The cows are ultrasound scanned 34 days after service. Any that are empty return to the bull for the next serving session. Those that fail to get in calf twice are culled, although fertility is generally good and this rarely happens.

Despite being on chalk, the cattle are housed in winter to stop any poaching of the grassland. Herbal ley silage and ad-lib high quality meadow hay are the only feeds offered to animals of all ages. Red clover silage is used to finish fattening stock.

The beef cattle are reared and finished off just pasture – no grain is ever fed, at between 18 and 25 months of age. Three carcases are hung for between four and five weeks and sold at either the Sheepdrove shop in Maida Vale in London, the dining room of the Eco Conference Centre situated on the farm, or via an Internet retail box scheme.

Sheepdrove’s flock of sheep has 40 pedigree and 100 purebred Shetland ewes at its centre, chosen for their keen mothering nature and ability to survive the harshest conditions. They are good for conservation grazing on hard to access chalk banks and are used to produce hogget and mutton.

The main commercial flock is made up of the small Shetlands crossed with a much larger Lleyn ram. These are then crossed again with a Lleyn or Texel to produce a finished lamb of 36kg liveweight. Thirty a week are drawn for slaughter. There are currently 1,000 ewes in the flock and the plan is to reach 2,000 by the end of next year.

There are 688ha (1,700 acres) of cultivatable area, under a six-year rotation of organic wheat or barley, followed by oats or rye and then three years of a multi-species grass ley, with up to 23 herbs and other broad-leaved plants like chicory and plantain.

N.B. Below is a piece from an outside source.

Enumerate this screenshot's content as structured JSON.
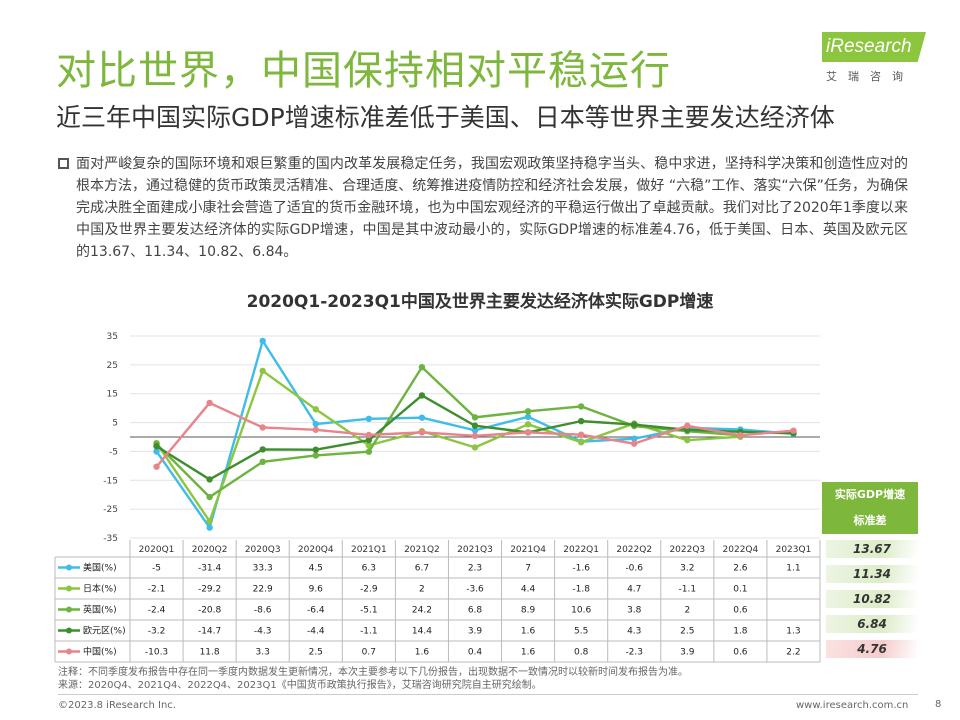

There are also 161 ha (400 acres) of permanent wildflower meadow in an HLS scheme.

 “We feel that having healthy pasture, along with our organic standards and our holistic way of managing livestock, including our pigs, geese, heritage turkeys, ducks and 300 laying chickens, is central to everything we do at Sheepdrove,” explains Dan.

“All our animals graze and browse the meadows and hedges and enjoy a completely natural diet. The stocking rates are low for cattle and sheep. And without fertilisers we rely on the nutrition in the soil to make the grass grow, supplemented by nitrogen-fixing clovers and composted cattle and horse manure.

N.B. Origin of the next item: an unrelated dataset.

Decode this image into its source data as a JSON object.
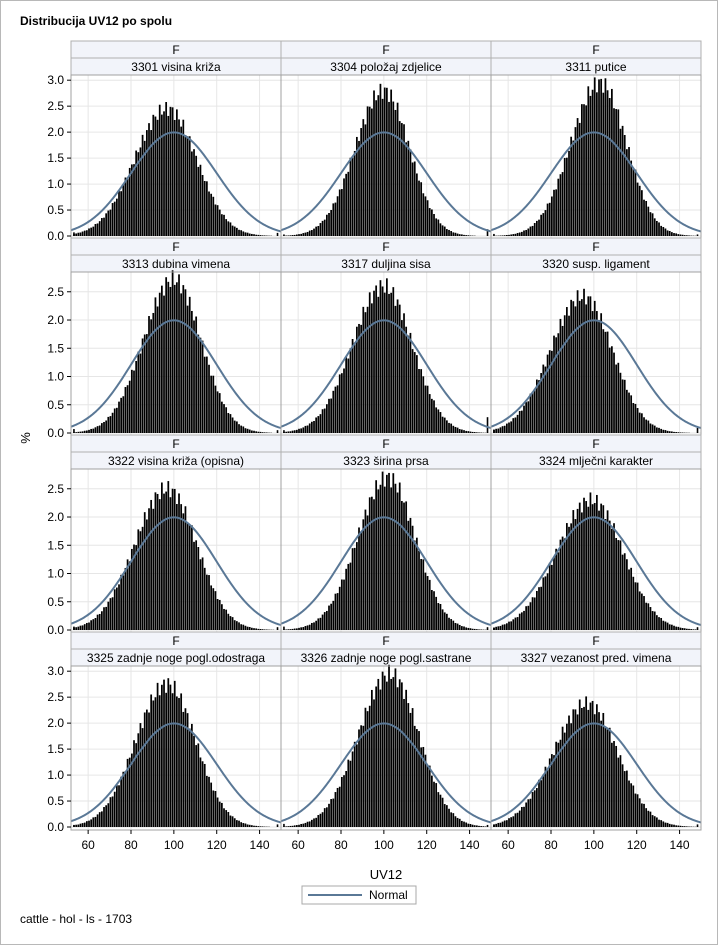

“Herbs sown amongst the grasses such as Chicory, Ramsons and Birds Foot Trefoil, allow the animals to self-medicate. We don’t routinely treat the sheep with any wormers; we use mixed grazing systems with cattle and sheep in the same field, and leave each paddock empty for six weeks post grazing to break any worm lifecycles.

“High animal welfare is also really important and we have erected pyramidal rubbing posts in all the fields which the cattle and sheep all love to use!”

Dan has been at Sheepdrove for four and a half years, and is feeling now that everything is going in the right direction.

“We are really lucky that we are in control of the whole process, from farm to fork, but it still takes three years from putting the bull in, to getting meat onto a consumer’s plate.

“To me, being a member of the Pasture-Fed Livestock Association is just common sense, as the demand for this type of high quality, high welfare meat is out there.

“But the other thing that is important for livestock farmers are the cost savings – it is much cheaper to raise cattle and sheep on just grass and forage crops than feeding grain. The veterinary costs are also very low too. But you do have to get the breeding right.”